Antes de llegar a la tienda real del campamento de Santa Fe, donde Isabel le aguardaba, Colón acusó con angustia la situación. La Reina en persona iba a discutir con él los términos del acuerdo, estaba dispuesta a sufragar el proyecto. Por un momento sus ojos se nublaron y cuando descendió del caballo tuvo que ser ayudado, tal era su agitación.

Dentro del real se oían rumores y pasos amortiguados por las espesas alfombras. Las botas militares sonaban como babuchas marroquíes, aunque allí no hubiera nadie que no fuera cristiano de fiar. Colón, que tanto empeño tuvo en esconder su origen hebreo, sintió que su alma se expandía. Ya no había qué temer.

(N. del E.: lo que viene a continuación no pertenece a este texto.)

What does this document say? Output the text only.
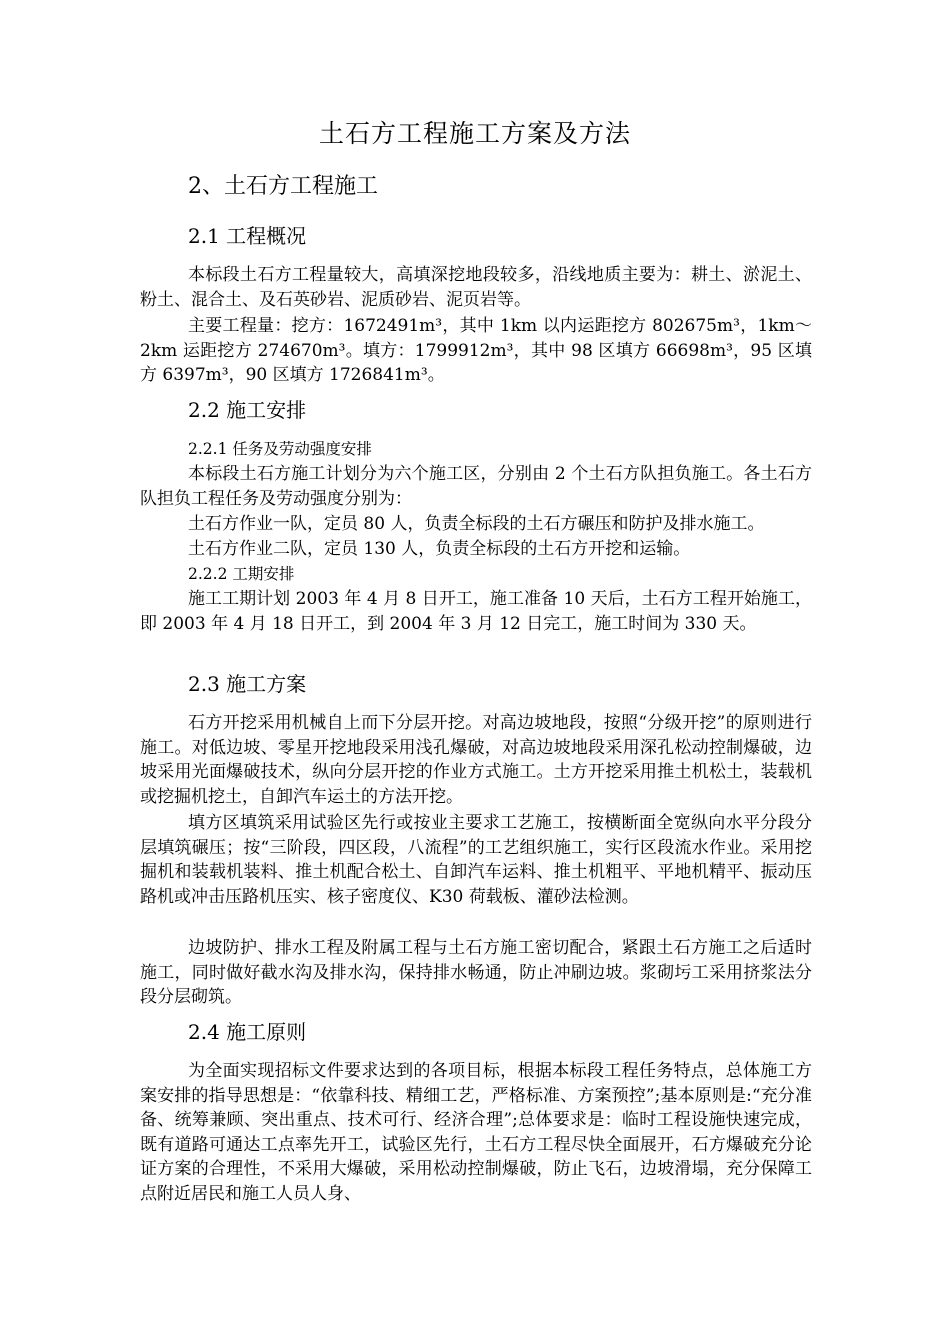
土石方工程施工方案及方法
2、土石方工程施工
2.1 工程概况

本标段土石方工程量较大，高填深挖地段较多，沿线地质主要为：耕土、淤泥土、粉土、混合土、及石英砂岩、泥质砂岩、泥页岩等。

主要工程量：挖方：1672491m³，其中 1km 以内运距挖方 802675m³，1km～2km 运距挖方 274670m³。填方：1799912m³，其中 98 区填方 66698m³，95 区填方 6397m³，90 区填方 1726841m³。

2.2 施工安排
2.2.1 任务及劳动强度安排

本标段土石方施工计划分为六个施工区，分别由 2 个土石方队担负施工。各土石方队担负工程任务及劳动强度分别为：

土石方作业一队，定员 80 人，负责全标段的土石方碾压和防护及排水施工。

土石方作业二队，定员 130 人，负责全标段的土石方开挖和运输。

2.2.2 工期安排

施工工期计划 2003 年 4 月 8 日开工，施工准备 10 天后，土石方工程开始施工，即 2003 年 4 月 18 日开工，到 2004 年 3 月 12 日完工，施工时间为 330 天。

2.3 施工方案

石方开挖采用机械自上而下分层开挖。对高边坡地段，按照“分级开挖”的原则进行施工。对低边坡、零星开挖地段采用浅孔爆破，对高边坡地段采用深孔松动控制爆破，边坡采用光面爆破技术，纵向分层开挖的作业方式施工。土方开挖采用推土机松土，装载机或挖掘机挖土，自卸汽车运土的方法开挖。

填方区填筑采用试验区先行或按业主要求工艺施工，按横断面全宽纵向水平分段分层填筑碾压；按“三阶段，四区段，八流程”的工艺组织施工，实行区段流水作业。采用挖掘机和装载机装料、推土机配合松土、自卸汽车运料、推土机粗平、平地机精平、振动压路机或冲击压路机压实、核子密度仪、K30 荷载板、灌砂法检测。

边坡防护、排水工程及附属工程与土石方施工密切配合，紧跟土石方施工之后适时施工，同时做好截水沟及排水沟，保持排水畅通，防止冲刷边坡。浆砌圬工采用挤浆法分段分层砌筑。

2.4 施工原则

为全面实现招标文件要求达到的各项目标，根据本标段工程任务特点，总体施工方案安排的指导思想是：“依靠科技、精细工艺，严格标准、方案预控”;基本原则是:“充分准备、统筹兼顾、突出重点、技术可行、经济合理”;总体要求是：临时工程设施快速完成，既有道路可通达工点率先开工，试验区先行，土石方工程尽快全面展开，石方爆破充分论证方案的合理性，不采用大爆破，采用松动控制爆破，防止飞石，边坡滑塌，充分保障工点附近居民和施工人员人身、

Castellanizado, y con la intransigencia del converso, no tuvo reparos en adoptar la fe del Cristo por lo que pudiera suceder.

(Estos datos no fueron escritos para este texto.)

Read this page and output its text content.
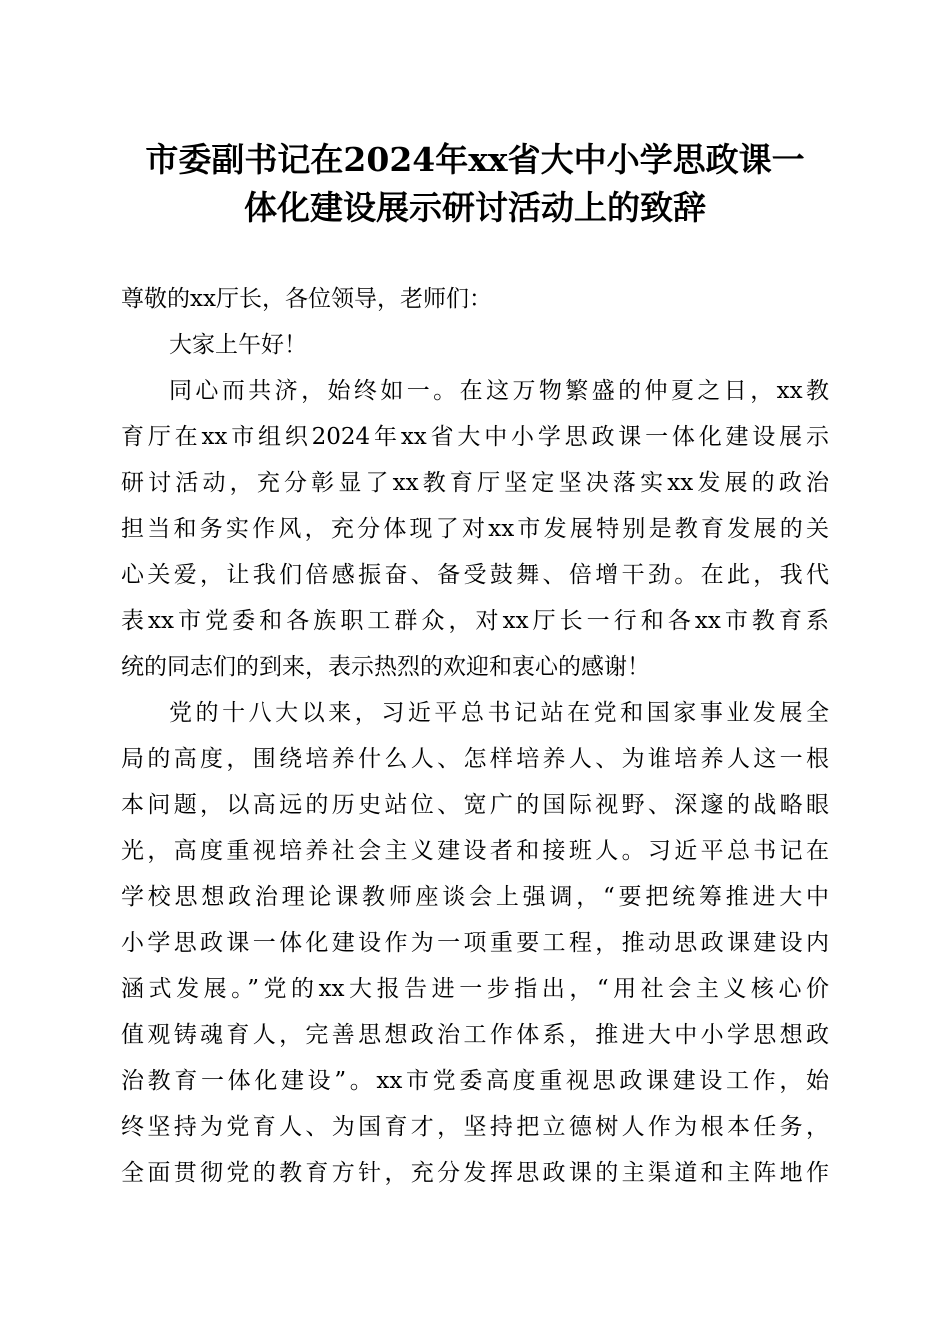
市委副书记在2024年xx省大中小学思政课一
体化建设展示研讨活动上的致辞
尊敬的xx厅长，各位领导，老师们：
大家上午好！
同心而共济，始终如一。在这万物繁盛的仲夏之日，xx教
育厅在xx市组织2024年xx省大中小学思政课一体化建设展示
研讨活动，充分彰显了xx教育厅坚定坚决落实xx发展的政治
担当和务实作风，充分体现了对xx市发展特别是教育发展的关
心关爱，让我们倍感振奋、备受鼓舞、倍增干劲。在此，我代
表xx市党委和各族职工群众，对xx厅长一行和各xx市教育系
统的同志们的到来，表示热烈的欢迎和衷心的感谢！
党的十八大以来，习近平总书记站在党和国家事业发展全
局的高度，围绕培养什么人、怎样培养人、为谁培养人这一根
本问题，以高远的历史站位、宽广的国际视野、深邃的战略眼
光，高度重视培养社会主义建设者和接班人。习近平总书记在
学校思想政治理论课教师座谈会上强调，“要把统筹推进大中
小学思政课一体化建设作为一项重要工程，推动思政课建设内
涵式发展。”党的xx大报告进一步指出，“用社会主义核心价
值观铸魂育人，完善思想政治工作体系，推进大中小学思想政
治教育一体化建设”。xx市党委高度重视思政课建设工作，始
终坚持为党育人、为国育才，坚持把立德树人作为根本任务，
全面贯彻党的教育方针，充分发挥思政课的主渠道和主阵地作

La Reina estaba sentada en un sillón de campaña rodeada de hombres de armas y algunas azafatas pendientes de lo que pudiera ordenar. Cuando uno de los pajes le susurró el nombre de Colón, asintió, alzó la vista y sonrió soltando el manuscrito que sujetaba su mano. Despidió con pocas palabras a sus alféreces y se dirigió a un pequeño trono bajo el dosel heráldico.

Colón se arrodilló a sus pies antes de que ella pudiera sentarse. Observando su cabeza cana y el temblor de hombros que le sacudía, Isabel se inclinó para tomarle por los brazos y obligarle a erguirse, mientras el nuevo súbdito se deshacía en lloro silencioso y afán por besarle la mano.

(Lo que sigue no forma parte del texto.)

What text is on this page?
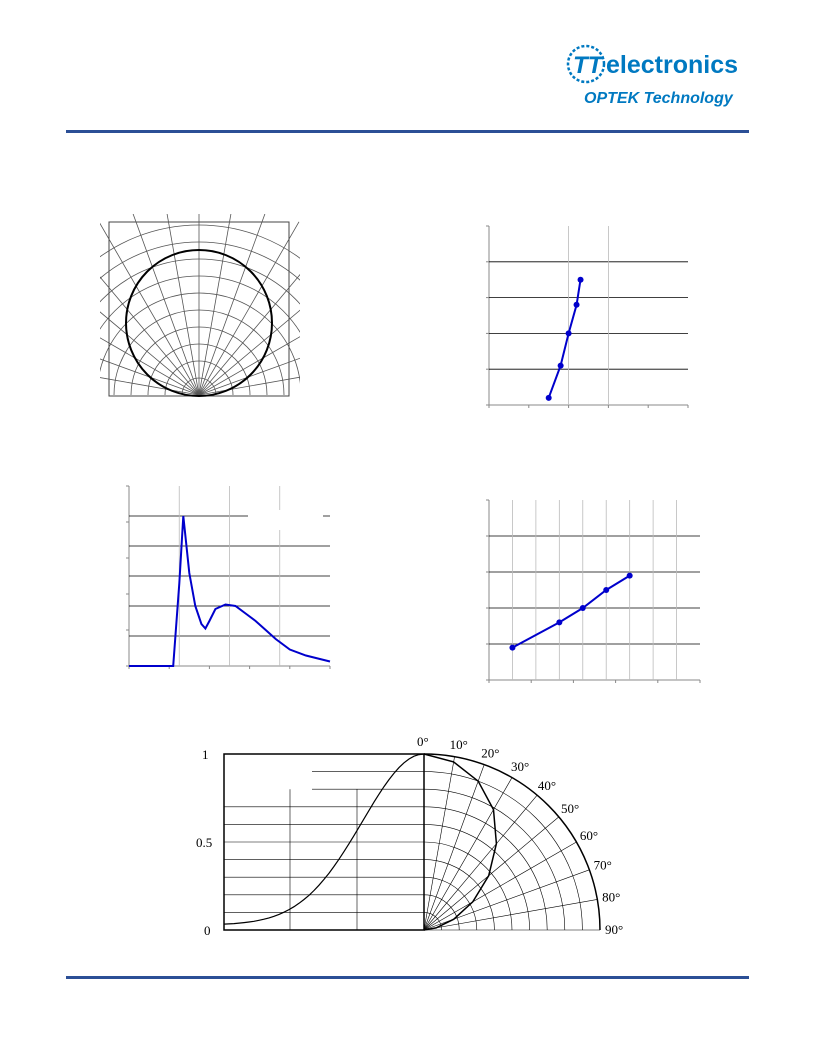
TT electronics
OPTEK Technology
1
0.5
0
0° 10°
20°
30°
40°
50°
60°
70°
80°
90°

Al fin la Reina logró que se sentara junto a ella. Antes de preguntarle, se fijó en su rostro curtido y escudriñó aquellos ojos envueltos en una bruma gris y lejana.

—¿Os encontráis bien, maese Colón?

—Sí, Alteza, más que bien. Me hallo en el paraíso.

—Lo celebro... y os felicito. Sois un hombre audaz y perseverante.

El marino iba a responder, pero la Reina continuó.

—El Cardenal Mendoza y ese santo varón que fue confesor nuestro y tanto os estima, hablan maravillas de vos... y de vuestro proyecto.

—Su Eminencia y fray Juan son demasiado generosos con mi humilde persona.

—No seáis tan modesto. Habéis solicitado grandes mercedes para vuestras conquistas.

—Lo he hecho porque confío en poner a vuestros pies un imperio al otro lado del Océano.

Isabel se quedó pensativa. Tal vez fuera cierto que Dios quería aún más de ella. Aquel hombre cansado y con los ojos febriles no parecía la mejor garantía para una aventura de tal magnitud. Sin embargo, podía ser el instrumento enviado por la Providencia para extender la fe en el Redentor y llevar la buena nueva a los confines del mundo. Y ella, la princesa que había impuesto su voluntad en el trono de Castilla, no era más que otra criatura en los designios del Altísimo, que debía plegarse a Su dictado.

Pronto la noticia se extendió por los puertos y plazas de la Baja Andalucía. Colón tenía patrocinio y buscaba hombres para acompañarle y naves que pudieran surcar el Océano.

Juan de la Cosa fue de los primeros en responder.